Arthritis related disability and pain disproportionately affect racial minorities in the general population and Veterans Health Administration users. Previous studies suggest that cognitive and behavioral interventions may help attenuate racial differences in osteoarthritis outcomes. In a clinical trial of a 12-month telephone-based self-management intervention for veterans with hip and/or knee osteoarthritis, we examined whether the effect of the intervention on pain, physical function, self-efficacy, and affect differed between White and non-White participants.

The sample consisted of 515 veterans with hip and/or knee osteoarthritis randomized to either osteoarthritis self-management intervention (n = 172), attention control (health education intervention) (n = 172), or usual care (n = 171). At baseline and 12-months, we collected the following: Arthritis Impact Measurement Scales-2 (AIMS2) pain, mobility, and affect subscales (0-10 scales) and Arthritis Self-Efficacy Scale (1-10 scale). We used linear mixed models to assess whether the osteoarthritis intervention had a differential effect on outcomes between White and non-White participants compared to the other two groups.

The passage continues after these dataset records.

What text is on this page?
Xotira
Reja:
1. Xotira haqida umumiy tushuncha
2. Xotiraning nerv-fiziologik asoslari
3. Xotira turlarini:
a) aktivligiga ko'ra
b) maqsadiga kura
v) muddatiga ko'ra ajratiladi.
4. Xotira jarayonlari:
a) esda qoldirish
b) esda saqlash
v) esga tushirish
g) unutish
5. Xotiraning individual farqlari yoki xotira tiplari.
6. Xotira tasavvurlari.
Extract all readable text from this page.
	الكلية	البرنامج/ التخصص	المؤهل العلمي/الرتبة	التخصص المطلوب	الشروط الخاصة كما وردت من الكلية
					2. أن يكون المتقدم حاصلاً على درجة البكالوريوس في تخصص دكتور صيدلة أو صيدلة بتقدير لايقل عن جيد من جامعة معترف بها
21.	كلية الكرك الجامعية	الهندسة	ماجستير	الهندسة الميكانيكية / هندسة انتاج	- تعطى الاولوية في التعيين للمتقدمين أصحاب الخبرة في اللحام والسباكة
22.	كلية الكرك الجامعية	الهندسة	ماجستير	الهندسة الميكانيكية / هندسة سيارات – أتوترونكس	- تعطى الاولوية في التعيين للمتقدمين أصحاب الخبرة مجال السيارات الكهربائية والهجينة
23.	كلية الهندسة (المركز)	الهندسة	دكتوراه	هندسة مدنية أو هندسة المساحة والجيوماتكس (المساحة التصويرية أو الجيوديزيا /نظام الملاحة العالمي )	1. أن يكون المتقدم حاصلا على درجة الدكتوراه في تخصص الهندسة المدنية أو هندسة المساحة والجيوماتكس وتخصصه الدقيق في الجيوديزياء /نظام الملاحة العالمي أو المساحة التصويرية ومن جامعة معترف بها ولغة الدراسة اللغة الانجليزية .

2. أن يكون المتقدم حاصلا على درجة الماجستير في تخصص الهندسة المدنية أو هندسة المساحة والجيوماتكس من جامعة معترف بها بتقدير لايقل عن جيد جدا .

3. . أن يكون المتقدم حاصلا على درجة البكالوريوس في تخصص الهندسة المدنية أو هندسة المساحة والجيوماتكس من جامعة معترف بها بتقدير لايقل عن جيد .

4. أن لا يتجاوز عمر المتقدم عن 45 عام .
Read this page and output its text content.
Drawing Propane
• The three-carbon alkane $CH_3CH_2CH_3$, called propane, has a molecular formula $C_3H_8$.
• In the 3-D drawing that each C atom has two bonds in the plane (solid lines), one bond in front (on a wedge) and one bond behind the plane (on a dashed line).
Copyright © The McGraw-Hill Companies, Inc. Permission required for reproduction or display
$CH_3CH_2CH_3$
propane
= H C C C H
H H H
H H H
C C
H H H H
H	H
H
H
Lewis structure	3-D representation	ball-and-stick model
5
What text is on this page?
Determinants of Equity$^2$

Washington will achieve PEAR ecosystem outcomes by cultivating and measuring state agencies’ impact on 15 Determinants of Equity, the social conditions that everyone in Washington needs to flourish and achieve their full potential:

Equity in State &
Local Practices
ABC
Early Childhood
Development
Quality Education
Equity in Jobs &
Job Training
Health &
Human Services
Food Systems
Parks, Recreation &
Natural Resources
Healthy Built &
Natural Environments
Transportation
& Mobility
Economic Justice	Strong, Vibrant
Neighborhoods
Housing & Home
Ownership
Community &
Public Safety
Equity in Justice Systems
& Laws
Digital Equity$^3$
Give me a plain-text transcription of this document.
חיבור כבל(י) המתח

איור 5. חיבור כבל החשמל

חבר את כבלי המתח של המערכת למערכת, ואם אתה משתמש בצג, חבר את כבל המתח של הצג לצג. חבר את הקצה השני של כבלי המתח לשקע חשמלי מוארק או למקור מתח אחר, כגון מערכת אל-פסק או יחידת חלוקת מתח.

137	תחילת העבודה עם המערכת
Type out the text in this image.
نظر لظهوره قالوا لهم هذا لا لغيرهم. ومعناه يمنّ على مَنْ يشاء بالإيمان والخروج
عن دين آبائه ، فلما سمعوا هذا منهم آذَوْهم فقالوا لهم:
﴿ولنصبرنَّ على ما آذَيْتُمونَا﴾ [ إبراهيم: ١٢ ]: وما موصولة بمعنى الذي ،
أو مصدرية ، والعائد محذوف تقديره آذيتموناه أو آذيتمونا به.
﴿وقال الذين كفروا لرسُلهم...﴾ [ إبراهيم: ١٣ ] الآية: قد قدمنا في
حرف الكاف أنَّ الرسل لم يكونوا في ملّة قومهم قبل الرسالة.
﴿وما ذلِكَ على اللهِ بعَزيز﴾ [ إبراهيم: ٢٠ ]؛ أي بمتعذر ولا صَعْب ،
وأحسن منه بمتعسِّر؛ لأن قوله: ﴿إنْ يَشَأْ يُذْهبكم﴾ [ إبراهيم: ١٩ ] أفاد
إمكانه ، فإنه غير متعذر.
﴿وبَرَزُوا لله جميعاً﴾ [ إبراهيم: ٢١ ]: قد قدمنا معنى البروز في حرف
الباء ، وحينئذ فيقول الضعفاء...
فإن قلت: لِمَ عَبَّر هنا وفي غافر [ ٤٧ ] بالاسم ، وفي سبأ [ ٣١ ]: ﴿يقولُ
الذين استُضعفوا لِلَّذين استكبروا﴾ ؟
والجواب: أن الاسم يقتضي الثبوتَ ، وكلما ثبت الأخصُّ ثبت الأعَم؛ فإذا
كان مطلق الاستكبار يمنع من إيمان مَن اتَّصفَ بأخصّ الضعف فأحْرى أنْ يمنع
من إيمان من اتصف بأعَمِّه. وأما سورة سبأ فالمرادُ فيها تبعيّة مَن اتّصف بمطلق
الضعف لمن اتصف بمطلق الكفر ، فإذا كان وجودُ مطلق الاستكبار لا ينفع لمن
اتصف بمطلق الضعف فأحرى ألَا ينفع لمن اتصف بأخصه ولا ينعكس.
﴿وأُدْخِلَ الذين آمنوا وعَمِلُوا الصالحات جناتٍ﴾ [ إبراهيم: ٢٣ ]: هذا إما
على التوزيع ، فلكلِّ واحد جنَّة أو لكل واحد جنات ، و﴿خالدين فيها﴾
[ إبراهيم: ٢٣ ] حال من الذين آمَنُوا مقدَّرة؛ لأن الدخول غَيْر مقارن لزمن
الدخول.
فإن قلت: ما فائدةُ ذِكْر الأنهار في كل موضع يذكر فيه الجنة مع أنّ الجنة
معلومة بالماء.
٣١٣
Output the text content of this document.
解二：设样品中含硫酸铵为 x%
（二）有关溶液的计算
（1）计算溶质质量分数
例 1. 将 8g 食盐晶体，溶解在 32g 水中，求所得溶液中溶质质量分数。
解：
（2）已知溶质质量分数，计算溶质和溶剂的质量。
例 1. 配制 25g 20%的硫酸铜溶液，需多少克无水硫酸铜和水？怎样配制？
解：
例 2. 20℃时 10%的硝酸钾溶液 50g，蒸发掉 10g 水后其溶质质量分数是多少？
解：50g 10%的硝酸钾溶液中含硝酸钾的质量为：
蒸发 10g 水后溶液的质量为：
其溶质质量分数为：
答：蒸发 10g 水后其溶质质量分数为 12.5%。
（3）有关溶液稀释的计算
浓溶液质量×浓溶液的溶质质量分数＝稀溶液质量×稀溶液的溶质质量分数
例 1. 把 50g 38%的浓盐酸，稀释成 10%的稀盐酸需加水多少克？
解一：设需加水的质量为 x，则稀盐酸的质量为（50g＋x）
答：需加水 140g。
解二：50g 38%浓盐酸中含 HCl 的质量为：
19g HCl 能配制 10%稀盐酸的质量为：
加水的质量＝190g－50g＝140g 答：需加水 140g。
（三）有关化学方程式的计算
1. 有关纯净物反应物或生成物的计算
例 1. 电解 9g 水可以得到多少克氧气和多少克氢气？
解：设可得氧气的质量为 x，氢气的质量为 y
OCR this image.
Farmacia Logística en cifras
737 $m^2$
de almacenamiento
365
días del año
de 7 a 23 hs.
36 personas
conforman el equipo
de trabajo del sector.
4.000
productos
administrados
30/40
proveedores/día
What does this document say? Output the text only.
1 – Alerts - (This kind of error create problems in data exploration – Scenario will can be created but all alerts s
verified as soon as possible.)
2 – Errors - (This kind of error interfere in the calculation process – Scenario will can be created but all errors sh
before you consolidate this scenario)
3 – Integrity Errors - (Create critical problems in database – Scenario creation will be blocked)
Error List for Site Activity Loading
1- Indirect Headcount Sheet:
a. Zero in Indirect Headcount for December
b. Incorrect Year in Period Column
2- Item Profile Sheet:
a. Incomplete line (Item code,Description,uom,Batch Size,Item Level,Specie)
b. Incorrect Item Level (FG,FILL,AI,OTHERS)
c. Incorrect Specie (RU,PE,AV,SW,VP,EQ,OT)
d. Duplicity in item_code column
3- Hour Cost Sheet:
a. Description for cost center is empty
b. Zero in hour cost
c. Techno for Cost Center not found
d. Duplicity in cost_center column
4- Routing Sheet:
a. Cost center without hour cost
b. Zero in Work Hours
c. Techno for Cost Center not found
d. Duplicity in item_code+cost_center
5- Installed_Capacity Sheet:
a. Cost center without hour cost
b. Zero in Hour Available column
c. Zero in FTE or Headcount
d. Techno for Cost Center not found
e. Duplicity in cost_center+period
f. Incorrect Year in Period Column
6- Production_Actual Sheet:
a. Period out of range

About half (54%) of the sample was White, with 93% of non-White being African American. Most were male (93%). The mean age was 60 years. Non-Whites in the osteoarthritis intervention group had significantly greater improvement on the AIMS2 mobility subscale than Whites compared to both usual care (difference = -0.6, 95% CI: -1.2,-0.1; p = 0.008) and health education (difference = -0.8, 95% CI: - 1.3, -0.2; p = 0.02). Non-White osteoarthritis intervention participants had slightly greater improvement than Whites in self-efficacy (difference with health education = 0.4, 95% CI: -0.4, 1.2; p = 0.29 and usual care = 0.5, 95% CI:-0.3, 1.2; p = 0.21) and AIMS2 affect (difference with health education = -0.3, 95% CI: -0.9,0.4; p = 0.40 and usual care = -0.3, 95% CI:-0.9,0.4; p = 0.44). There was no difference in pain improvement between non-Whites and Whites in the osteoarthritis intervention group compared to either usual care (p = 0.80) or health education (p = 0.84).

Non-White osteoarthritis intervention participants had greater improvement in mobility, a key indicator of arthritis disability, compared to White participants. There was no differential effect on self-efficacy, affect or pain.

Osteoarthritis self-management interventions may be an important strategy for reducing racial disparities in disability. This telephone-based program could be disseminated widely within the VA health care system.